CARBON COPY CHAPTER 1 PART 2
Translation from my short Novel C.C
After a hectic Montreal-Boston-Louisville flight, a taxi dropped Cameron at the Brown Hotel on West Broadway. He was still thinking of the letter. It brought back bitter memories. Several of them surfaced as he walked through the lobby. This one was majestic, decorated with tapestries and paintings pastichant the luxury taste of the Ritz guests. There was something wrong behind all these artifices, and Cameron did not put his finger on it until he heard the receptionist's chewed accent. He signed his card and a bellhop pointed to the elevator. The magnetic key on the minibar, the luggage in the closet, Cameron collapsed immediately on his huge Queen bed. He was exhausted, but his mind was working on him. He picked up the handset ...
Later, two small bottles of empty vodka slipped from his hands as he fell asleep and an escort sped discreetly to the exit.
The next morning, Cameron, a cigarette for lunch, rented a car and went to the Highlands District. The family that had been slaughtered lived in what was called here the "Cherokee Triangle" - a neighborhood made up of 96% of whites, belonging to the middle class. The family consisted of Carl, the father, his wife Louise and their only nineteen son, Denis. They lived peacefully in a beautiful, large single-family home at 910 Bardstown Road ... well before Claude Cyriltochter arrived.
The City police had established a wide security perimeter, presumably for the purpose of keeping all tv cameras at bay. Journalists huddled around the yellow ribbon ahead of the five-hour newscast.
Feeling sick for his profession, Cameron thought he might have to go elsewhere. He went up the street before falling on the Avallon: Fresh American Cuisine.
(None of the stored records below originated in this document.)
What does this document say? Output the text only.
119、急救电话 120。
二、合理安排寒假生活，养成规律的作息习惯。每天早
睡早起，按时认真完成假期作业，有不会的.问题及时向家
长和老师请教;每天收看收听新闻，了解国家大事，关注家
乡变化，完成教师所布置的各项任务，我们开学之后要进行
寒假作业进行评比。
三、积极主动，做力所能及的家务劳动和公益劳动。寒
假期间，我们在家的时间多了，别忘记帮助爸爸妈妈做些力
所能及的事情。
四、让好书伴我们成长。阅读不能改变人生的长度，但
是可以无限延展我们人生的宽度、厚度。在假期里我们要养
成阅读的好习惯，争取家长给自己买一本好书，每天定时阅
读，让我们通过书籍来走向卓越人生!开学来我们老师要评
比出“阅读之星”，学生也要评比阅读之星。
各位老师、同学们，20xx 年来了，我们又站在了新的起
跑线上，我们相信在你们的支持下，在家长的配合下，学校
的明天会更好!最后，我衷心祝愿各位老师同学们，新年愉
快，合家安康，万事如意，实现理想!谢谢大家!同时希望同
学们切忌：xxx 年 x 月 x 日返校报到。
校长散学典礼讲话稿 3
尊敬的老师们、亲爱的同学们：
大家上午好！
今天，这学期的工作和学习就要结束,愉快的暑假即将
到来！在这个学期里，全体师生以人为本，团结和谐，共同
Probably crowded at night by the people of the neighborhood, but at this hour of the morning was attended only by a stranger leaning on the bar.
An employee, with red hair cut short and whose frail limbs barely overflowed with an aubergine waistcoat, stood ready to take control of the journalist, leaning on the other side of the counter. Cameron hesitated for a moment, he stared intently, looking as if it was too early to drink. The waitress gave a shy smile before giving her a coffee.
- Are you a journalist? asked the waitress, placing the cup in front of him.
Cameron smiled while letting his gaze wander over the lapel pin where the employee's name was drawn in felt pencil under the gleaming arch of Avallon.
- Yes ... Charlie?
"Charlie Cooper," she replied.
- I do not look like i’m from the hood, do I? Cameron asked.
"Yeah," she said, "but you're the first to go to Avallon.
"Oh, I thought Arthur had preceded me," he said, laughing.
- Oh, a friend of yours?
Cameron stopped short when he saw that his joke was not understood. Embarrassed, he took a sip of coffee. It was hot, but pleasant in the mouth, bringing with it the memory of the university and difficult mornings.
Did you know the family? Cameron asked.
Sure, everyone knew Carl. He was the pastor of St. Peter's Episcopal Church. He came to dinner every Saturday at Avallon. I was also going to the same school as Denis before ... well before working here.
" A pastor ! Thought Cameron, who had not done any research on this story yet. He could well imagine all sorts of scenarios justifying the murder of the pastor, but none that could explain that of his family. An anticlerical or fundamentalist gesture perhaps? Did Cyriltochter believe in God? He did not care: "Anyway, I do not have a long time in this bled." The journalist took a sip of coffee.